I was going to go on and talk more trash about Tom Dongo, but after some consideration, I have concluded that he probably has some kind of mental impairment, and so it’s not really fair to make fun of him. I don’t think that a healthy, normal person would be willing to publish anything this cringe-worthy and idiotic.

3My copy is signed by the author too! Aren’t you jealous?


Psychic Discoveries Behind the Iron Curtain – Sheila Ostrander & Lynn Schroeder

Laffont – 1970
I’m not going to read any more shit books for a long time. This horrendous pile of nonsense has ruined my month. ‘Look at the title though!’, I hear you say, “What did you expect, you fool?” Well, I knew it was going to be awful; I just underestimated how unbearable the nonsense would be.

This book was written in 1969/1970, and its major claim is the Russians are on the verge of several major breakthroughs in the field of parapsychology. The writing isn’t too bad; the book was clearly well researched, and there are lots of examples given, each described in detail. The main problem with reading this book is that it’s almost 50 years old, and, as far as I can tell, nothing much has come of any of its discoveries or predictions. Some old Russian lad guessed a bunch of cards; pffffft, who cares?  While not quite as nutty as Morning of the Magicians, this has a similar vibe to it, and it actually makes reference to Pauwel and Bergier’s work. While reading this one, I found myself constantly wondering if people 50 years ago were more gullible, but then I found this video (of two absolute legends), and I realized that people today are no better.

There is another book from the same authors simply titled Psychic Discoveries. I would have thought that that was just a different title for this book, but I read something online that suggests that it’s actually an earlier version. I’m not sure. They also wrote a book called Psychic Discoveries: The Iron Curtain Lifted in 1997, but hopefully I’ll never find a copy of that one.

Here’s a video of the actual authors being interviewed. The host is a dork, but the ladies seem genuine.
Sheila Ostrander’s hairstyle is the only paranormal element of the video that remains unexplained.

I could discuss specific cases from the book, but why bother? It’s all a load of shite. The only specific thing that was interesting enough to remember was the laboratory experiment that was set up to see if a clairvoyant could prevent the events they had foreseen from happening.
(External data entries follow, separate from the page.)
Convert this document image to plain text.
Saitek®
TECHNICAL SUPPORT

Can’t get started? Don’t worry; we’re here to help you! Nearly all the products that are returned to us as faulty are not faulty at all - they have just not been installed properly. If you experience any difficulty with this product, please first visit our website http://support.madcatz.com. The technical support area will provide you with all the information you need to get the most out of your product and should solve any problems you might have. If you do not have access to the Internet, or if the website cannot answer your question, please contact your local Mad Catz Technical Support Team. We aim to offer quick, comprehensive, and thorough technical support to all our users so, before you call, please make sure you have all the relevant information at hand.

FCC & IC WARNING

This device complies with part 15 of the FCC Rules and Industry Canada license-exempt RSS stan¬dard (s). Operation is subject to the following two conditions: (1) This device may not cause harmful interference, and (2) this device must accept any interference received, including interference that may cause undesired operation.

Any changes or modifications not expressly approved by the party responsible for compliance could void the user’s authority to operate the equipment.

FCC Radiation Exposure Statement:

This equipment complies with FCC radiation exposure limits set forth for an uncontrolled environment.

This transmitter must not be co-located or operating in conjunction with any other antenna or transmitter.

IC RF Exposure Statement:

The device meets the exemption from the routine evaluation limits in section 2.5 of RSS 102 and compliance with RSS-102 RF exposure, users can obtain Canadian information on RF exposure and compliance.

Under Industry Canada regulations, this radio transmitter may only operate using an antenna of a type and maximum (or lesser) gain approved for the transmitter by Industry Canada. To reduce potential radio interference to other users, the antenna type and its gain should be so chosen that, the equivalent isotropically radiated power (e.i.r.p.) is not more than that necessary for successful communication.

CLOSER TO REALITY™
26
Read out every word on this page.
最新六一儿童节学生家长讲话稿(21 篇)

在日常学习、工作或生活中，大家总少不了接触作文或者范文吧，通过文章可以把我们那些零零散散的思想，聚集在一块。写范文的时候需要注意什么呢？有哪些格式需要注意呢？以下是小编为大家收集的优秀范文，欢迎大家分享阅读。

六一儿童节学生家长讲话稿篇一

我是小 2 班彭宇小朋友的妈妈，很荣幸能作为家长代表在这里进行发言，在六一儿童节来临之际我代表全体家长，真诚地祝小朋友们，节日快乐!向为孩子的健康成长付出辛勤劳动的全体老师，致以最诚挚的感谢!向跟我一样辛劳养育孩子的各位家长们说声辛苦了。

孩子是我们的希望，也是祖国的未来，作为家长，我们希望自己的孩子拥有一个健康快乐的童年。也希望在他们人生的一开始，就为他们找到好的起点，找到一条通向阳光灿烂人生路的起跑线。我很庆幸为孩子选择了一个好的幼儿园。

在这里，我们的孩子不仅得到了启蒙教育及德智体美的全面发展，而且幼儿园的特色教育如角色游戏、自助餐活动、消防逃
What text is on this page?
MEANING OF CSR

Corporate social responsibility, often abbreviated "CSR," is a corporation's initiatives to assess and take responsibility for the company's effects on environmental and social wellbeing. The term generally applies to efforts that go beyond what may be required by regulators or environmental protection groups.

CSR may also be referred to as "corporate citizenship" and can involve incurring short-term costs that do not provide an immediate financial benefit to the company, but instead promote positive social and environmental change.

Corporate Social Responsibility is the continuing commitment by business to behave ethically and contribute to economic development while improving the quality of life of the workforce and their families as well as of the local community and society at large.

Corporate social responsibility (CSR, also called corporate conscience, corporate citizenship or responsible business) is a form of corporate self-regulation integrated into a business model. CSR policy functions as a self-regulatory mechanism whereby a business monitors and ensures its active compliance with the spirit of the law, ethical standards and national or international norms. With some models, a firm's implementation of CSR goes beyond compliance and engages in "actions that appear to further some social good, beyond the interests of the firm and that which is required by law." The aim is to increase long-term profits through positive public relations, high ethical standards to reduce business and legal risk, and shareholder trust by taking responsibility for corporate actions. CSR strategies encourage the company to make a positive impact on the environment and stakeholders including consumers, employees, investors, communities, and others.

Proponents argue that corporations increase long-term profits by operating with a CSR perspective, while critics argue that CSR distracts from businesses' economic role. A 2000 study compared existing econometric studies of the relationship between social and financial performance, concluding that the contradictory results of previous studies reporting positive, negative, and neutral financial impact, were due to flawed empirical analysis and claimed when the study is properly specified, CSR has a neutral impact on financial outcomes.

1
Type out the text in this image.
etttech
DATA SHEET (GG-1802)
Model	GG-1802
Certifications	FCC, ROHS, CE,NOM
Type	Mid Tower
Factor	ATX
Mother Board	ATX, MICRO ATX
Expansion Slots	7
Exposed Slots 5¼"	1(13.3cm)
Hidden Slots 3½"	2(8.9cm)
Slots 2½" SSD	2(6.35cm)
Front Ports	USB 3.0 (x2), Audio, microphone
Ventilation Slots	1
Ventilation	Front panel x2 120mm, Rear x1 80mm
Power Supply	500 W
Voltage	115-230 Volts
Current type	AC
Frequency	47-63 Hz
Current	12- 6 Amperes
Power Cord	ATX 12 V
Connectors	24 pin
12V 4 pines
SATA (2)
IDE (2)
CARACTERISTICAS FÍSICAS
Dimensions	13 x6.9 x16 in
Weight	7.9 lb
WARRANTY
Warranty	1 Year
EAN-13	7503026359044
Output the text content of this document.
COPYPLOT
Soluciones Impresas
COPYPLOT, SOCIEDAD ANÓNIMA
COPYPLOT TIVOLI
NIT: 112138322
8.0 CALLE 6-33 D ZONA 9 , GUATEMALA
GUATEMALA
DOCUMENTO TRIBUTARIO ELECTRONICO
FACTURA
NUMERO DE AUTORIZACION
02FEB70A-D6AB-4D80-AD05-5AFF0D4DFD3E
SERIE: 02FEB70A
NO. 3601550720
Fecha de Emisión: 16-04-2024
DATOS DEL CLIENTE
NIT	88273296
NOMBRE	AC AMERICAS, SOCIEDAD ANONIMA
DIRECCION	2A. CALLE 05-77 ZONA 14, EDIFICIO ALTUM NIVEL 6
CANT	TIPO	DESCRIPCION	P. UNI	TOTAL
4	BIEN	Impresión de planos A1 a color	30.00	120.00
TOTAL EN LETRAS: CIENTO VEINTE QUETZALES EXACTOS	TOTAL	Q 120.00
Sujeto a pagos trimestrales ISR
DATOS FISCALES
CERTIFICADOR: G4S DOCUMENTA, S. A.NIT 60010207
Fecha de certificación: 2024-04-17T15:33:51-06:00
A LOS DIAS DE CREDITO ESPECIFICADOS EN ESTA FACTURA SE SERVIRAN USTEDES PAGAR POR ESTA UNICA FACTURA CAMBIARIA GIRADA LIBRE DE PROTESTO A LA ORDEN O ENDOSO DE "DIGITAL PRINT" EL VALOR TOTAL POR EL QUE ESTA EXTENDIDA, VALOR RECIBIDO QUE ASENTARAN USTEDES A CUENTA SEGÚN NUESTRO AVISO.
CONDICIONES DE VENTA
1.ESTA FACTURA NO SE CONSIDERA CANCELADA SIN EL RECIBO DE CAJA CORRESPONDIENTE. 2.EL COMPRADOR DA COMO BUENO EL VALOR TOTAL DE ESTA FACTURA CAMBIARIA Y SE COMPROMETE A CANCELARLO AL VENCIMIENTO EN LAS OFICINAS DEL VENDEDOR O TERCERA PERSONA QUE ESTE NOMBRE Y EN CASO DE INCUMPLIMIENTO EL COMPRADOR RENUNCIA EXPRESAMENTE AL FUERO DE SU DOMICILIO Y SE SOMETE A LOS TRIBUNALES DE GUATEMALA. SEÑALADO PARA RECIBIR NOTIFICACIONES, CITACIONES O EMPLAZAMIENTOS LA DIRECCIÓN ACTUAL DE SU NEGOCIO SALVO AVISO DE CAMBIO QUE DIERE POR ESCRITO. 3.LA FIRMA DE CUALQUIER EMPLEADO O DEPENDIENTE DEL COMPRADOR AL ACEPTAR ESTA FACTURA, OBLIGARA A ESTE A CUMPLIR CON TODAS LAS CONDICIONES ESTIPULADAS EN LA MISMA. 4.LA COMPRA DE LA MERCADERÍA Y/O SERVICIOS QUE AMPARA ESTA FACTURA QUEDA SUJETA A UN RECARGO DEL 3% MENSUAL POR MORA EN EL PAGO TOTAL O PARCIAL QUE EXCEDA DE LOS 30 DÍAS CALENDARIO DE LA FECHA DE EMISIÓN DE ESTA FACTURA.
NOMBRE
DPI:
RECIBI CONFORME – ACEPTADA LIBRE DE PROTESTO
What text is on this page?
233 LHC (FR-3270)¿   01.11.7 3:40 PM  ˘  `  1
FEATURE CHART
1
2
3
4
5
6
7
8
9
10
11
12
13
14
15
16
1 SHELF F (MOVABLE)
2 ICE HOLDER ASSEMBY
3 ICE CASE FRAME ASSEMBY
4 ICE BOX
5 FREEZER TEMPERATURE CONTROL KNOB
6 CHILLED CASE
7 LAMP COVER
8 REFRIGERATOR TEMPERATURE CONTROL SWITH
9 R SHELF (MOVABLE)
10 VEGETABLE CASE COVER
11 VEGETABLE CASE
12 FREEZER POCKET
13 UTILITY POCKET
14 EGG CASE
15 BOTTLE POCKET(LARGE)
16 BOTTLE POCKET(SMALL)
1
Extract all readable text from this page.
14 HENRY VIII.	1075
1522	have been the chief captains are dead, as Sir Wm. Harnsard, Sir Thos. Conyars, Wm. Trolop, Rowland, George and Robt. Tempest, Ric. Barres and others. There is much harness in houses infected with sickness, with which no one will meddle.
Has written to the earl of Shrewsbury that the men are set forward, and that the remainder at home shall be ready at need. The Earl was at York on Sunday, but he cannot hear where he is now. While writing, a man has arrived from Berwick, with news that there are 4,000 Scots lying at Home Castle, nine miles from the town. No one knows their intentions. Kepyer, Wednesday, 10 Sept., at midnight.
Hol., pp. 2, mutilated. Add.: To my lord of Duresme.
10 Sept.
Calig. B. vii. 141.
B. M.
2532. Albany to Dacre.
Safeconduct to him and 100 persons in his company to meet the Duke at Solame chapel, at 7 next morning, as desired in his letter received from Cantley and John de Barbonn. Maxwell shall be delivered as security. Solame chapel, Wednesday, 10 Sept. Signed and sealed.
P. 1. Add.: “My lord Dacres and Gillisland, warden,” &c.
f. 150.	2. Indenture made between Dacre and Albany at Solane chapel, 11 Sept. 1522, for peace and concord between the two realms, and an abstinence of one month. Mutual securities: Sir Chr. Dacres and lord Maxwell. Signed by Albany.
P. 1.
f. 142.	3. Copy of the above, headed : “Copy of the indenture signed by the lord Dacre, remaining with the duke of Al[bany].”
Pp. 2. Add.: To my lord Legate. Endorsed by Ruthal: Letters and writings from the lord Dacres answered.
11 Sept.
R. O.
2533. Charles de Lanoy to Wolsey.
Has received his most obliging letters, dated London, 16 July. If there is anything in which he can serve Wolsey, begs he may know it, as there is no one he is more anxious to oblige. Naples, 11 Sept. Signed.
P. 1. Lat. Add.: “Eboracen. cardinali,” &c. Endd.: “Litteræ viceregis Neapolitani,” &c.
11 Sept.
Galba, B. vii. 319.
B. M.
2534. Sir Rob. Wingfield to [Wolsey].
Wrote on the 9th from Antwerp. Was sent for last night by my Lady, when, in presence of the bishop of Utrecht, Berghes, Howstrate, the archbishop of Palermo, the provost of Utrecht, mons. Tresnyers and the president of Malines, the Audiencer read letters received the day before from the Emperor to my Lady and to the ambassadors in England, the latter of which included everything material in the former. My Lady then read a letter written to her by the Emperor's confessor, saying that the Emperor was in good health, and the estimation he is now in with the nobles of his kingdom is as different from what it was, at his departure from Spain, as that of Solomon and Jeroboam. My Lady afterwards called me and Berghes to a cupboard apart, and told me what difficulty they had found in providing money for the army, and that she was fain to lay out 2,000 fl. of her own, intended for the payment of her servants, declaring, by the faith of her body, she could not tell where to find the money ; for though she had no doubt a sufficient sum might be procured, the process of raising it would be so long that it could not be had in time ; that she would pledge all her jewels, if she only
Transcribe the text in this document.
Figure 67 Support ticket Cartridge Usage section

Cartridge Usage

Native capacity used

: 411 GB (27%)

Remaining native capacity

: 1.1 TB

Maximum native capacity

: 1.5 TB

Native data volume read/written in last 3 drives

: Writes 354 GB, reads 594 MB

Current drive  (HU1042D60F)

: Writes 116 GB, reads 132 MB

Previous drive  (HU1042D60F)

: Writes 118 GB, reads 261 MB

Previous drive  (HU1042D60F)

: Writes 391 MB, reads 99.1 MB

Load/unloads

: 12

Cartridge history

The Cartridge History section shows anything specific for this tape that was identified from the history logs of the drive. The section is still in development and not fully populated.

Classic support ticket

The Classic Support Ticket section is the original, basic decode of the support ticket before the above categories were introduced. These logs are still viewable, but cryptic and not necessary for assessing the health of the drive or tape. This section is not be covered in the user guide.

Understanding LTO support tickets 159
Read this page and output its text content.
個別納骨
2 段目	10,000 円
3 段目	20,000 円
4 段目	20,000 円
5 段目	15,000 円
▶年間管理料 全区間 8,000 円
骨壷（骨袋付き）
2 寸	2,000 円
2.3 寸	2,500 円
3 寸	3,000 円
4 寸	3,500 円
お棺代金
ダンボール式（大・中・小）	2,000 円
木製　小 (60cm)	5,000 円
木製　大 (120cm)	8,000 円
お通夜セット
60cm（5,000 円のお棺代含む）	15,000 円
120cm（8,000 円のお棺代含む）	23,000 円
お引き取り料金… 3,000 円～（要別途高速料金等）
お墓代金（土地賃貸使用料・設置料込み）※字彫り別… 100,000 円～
Let me clarify how that experiment was structured:

  • The psychic would sit down and try to read the future.
  • Once they had predicted what was going to happen, they would have to think about how they could stop that event from happening.
  • The next step would be to actually stop the foreseen event from happening.
  • If the psychic managed to prevent the foreseen event, the experiment would be deemed a success.
  • That’s right; the experiment would be deemed successful if the foreseen events did not actually end up happening.
  • The only way for the experiment to fail would be for the psychic to actually be psychic.

What the fuck were you thinking, you stupid Communist bastards!

I bought this as part of a set at a library book sale a few years ago. The other books in the collection are about aliens and psychics and the like.
The physical books are really nice, and I’d love to see a complete list of all the titles published in this series. They were published by Laffont. (So far, I have only reviewed Chariots of the Gods?.)

The other big problem with Psychic Discoveries behind the Iron Curtain is that it’s 400 pages long. It was too boring to read much of in one sitting, and so I spaced it out over my bus rides to school and back. It took me about a month, but I couldn’t bare for this to eat into any of my leisure reading time. I read it because it had a gnarly title, but it wasn’t worth it. Don’t waste your time.